- Andrews Methodist Episcopal Church
- U.S. National Register of Historic Places
- U.S. National Historic Landmark
- Location: 11 E. Main St., Grafton, WV
- Coordinates: 39°20′26.64″N 80°1′6.75″W﻿ / ﻿39.3407333°N 80.0185417°W
- Area: 1 acre (0.40 ha)
- Built: 1873
- Architect: Phillips and Anderson
- Architectural style: Romanesque
- NRHP reference No.: 70000667

Significant dates
- Added to NRHP: December 18, 1970
- Designated NHL: October 5, 1992

= International Mother's Day Shrine =

Church in West Virginia, United States

Andrews Methodist Episcopal Church, the "mother church" of Mother's Day, was incorporated as the International Mother's Day Shrine on May 15, 1962, as a shrine to all mothers.
It is best known for being the place that Anna Jarvis conceived of the idea of Mother's Day. The church is located along Main Street in downtown Grafton in Taylor County, West Virginia.

The church building is dedicated to Edward Gayer Andrews, a bishop of the Methodist Episcopal Church, who presided over the dedication service on 16 March 1873. The International Mother's Day Shrine was designated a National Historic Landmark October 5, 1992. Its location is approximately one mile south of the junction of U.S. Route 50 and U.S. Route 119. The shrine holds a Mother's Day liturgy annually and is open by appointment, as well as being available for wedding services and tour groups.

== Dedication of Andrews Methodist Episcopal Church ==
Andrews Methodist Episcopal Church is dedicated to Edward Gayer Andrews, a bishop of the Methodist Episcopal Church, who presided over the dedication service on 16 March 1873. In 1903, stained glass windows supplanted the plain glass windows installed when the church was constructed. Christian sacred art by George Blaney that portrays the Agony in the Garden of Gethsemane furnishes the chancel.

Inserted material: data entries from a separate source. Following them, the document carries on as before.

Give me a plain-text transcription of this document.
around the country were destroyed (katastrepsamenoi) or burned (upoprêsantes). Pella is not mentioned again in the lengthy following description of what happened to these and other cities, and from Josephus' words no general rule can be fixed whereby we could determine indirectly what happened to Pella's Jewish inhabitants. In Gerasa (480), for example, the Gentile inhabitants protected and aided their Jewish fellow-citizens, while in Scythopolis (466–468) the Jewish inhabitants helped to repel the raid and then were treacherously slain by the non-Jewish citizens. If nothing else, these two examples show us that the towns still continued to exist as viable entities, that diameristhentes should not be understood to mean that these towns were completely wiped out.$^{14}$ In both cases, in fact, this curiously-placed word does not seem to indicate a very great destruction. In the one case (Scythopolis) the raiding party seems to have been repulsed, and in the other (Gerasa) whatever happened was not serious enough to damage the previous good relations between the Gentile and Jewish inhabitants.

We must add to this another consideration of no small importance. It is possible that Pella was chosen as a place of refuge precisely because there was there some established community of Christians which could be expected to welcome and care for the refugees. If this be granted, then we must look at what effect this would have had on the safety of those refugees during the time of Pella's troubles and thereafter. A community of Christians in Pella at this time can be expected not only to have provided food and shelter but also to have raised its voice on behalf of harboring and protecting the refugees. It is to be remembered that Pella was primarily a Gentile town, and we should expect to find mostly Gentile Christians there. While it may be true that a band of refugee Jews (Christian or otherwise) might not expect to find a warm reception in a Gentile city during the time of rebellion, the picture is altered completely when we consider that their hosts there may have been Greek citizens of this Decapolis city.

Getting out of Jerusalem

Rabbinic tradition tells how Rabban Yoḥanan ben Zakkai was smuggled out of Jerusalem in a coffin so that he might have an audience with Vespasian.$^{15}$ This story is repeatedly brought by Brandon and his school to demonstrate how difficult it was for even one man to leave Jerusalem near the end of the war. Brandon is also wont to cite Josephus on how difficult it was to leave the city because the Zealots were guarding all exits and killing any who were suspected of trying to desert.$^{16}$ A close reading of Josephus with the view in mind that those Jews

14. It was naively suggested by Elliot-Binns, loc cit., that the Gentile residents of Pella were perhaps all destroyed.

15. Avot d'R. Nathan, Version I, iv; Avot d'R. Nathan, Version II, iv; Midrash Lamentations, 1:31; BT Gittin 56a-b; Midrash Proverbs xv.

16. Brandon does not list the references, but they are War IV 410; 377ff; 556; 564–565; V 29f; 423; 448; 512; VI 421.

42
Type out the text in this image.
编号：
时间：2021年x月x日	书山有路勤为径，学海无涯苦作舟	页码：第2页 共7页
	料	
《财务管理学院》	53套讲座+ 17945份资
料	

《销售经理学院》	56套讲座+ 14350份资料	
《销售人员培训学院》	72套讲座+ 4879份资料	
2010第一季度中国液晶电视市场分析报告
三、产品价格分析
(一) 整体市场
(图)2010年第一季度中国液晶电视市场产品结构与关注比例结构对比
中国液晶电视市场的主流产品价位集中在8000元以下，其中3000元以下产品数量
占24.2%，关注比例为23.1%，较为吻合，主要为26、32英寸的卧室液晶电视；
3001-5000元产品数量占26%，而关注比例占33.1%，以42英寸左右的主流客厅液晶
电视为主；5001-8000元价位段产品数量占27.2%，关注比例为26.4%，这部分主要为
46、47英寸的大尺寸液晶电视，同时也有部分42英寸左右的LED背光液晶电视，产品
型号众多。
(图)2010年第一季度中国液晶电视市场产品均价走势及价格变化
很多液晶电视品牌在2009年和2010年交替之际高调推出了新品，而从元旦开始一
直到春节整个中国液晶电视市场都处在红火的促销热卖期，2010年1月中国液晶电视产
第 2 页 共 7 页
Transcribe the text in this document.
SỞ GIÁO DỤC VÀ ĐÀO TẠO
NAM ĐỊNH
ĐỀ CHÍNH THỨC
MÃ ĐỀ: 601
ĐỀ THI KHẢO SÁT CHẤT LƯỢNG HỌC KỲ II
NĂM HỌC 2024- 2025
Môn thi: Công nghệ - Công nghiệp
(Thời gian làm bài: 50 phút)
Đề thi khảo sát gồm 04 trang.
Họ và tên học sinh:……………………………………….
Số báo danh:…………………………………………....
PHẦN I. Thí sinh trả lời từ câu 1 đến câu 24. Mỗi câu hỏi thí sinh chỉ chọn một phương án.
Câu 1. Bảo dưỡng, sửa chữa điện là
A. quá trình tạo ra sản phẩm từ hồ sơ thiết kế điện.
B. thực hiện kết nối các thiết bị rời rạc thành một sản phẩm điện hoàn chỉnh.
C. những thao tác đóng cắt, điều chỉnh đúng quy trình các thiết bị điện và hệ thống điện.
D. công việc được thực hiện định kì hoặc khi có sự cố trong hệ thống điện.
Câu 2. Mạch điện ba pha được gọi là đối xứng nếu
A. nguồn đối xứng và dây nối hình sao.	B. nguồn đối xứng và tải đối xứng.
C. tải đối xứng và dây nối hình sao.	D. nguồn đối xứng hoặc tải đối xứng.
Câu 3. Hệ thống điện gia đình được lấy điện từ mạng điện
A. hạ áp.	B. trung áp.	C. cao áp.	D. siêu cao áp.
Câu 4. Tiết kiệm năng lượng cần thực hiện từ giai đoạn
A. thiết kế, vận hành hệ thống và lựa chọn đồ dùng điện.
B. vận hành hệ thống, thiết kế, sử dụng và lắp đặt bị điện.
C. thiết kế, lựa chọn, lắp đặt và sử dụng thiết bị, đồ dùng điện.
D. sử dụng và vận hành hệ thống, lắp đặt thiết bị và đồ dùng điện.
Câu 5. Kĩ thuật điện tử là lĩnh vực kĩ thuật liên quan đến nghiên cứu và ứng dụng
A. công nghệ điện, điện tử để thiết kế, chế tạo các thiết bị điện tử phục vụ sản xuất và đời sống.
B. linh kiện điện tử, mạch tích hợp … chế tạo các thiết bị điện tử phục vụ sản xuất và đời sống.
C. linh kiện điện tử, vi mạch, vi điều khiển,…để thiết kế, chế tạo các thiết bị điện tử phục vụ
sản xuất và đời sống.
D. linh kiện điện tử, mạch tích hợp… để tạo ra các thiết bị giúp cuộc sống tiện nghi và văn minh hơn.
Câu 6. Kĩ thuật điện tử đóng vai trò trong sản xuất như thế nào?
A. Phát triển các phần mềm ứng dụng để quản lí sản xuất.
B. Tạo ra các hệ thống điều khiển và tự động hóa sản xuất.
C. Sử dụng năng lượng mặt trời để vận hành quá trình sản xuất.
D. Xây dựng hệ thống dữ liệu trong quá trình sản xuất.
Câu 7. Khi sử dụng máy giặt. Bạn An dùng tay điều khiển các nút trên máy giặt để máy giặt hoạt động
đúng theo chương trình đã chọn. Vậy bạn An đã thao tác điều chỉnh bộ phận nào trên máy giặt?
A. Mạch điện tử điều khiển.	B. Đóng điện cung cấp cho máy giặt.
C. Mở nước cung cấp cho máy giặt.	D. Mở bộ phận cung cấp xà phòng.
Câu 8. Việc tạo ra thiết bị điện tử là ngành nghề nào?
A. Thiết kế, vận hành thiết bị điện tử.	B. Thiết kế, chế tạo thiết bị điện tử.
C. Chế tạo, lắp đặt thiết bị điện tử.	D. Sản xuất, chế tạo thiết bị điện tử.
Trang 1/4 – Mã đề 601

== The Founding of Mother's Day ==
Andrews Methodist Episcopal Church is most noted for holding the first official celebration of Mother's Day in 1908. Anna Jarvis, the founder of Mother's Day, conceived the idea as a way to venerate "a mother's private service to her family." This reflected Anna's desire to use Mother's Day as a sentimental way to remember her own mother, Ann Maria Reeves Jarvis, following her mother's death in 1905. Following the original celebrations of Mother's Day in 1908 in Grafton, West Virginia and Philadelphia, Pennsylvania, Jarvis' holiday quickly gained support across America. Jarvis campaigned for recognition of Mother's Day as an official holiday. Anna chose the second Sunday in May as the annual date for the holiday because, in 1908, it had marked the anniversary of her mother's death. The white carnation became a symbol of the day, and was selected by Jarvis to honor her mother's favorite flower.
The celebration also extended to many foreign countries within only a few years of its conception. In 1914, President Woodrow Wilson proclaimed that flags be flown "on the second Sunday in May as a public expression of our love and reverence for the mothers of our country." The 1914 proclamation by Wilson represents a victory for Jarvis, since it recognized her holiday and mothers across America. The year 2014 represents the 100th anniversary of Wilson's proclamation and the official national recognition of Mother's Day as a holiday. The International Mother's Day Shrine in Grafton, West Virginia holds special commemorations and events in recognition of this anniversary.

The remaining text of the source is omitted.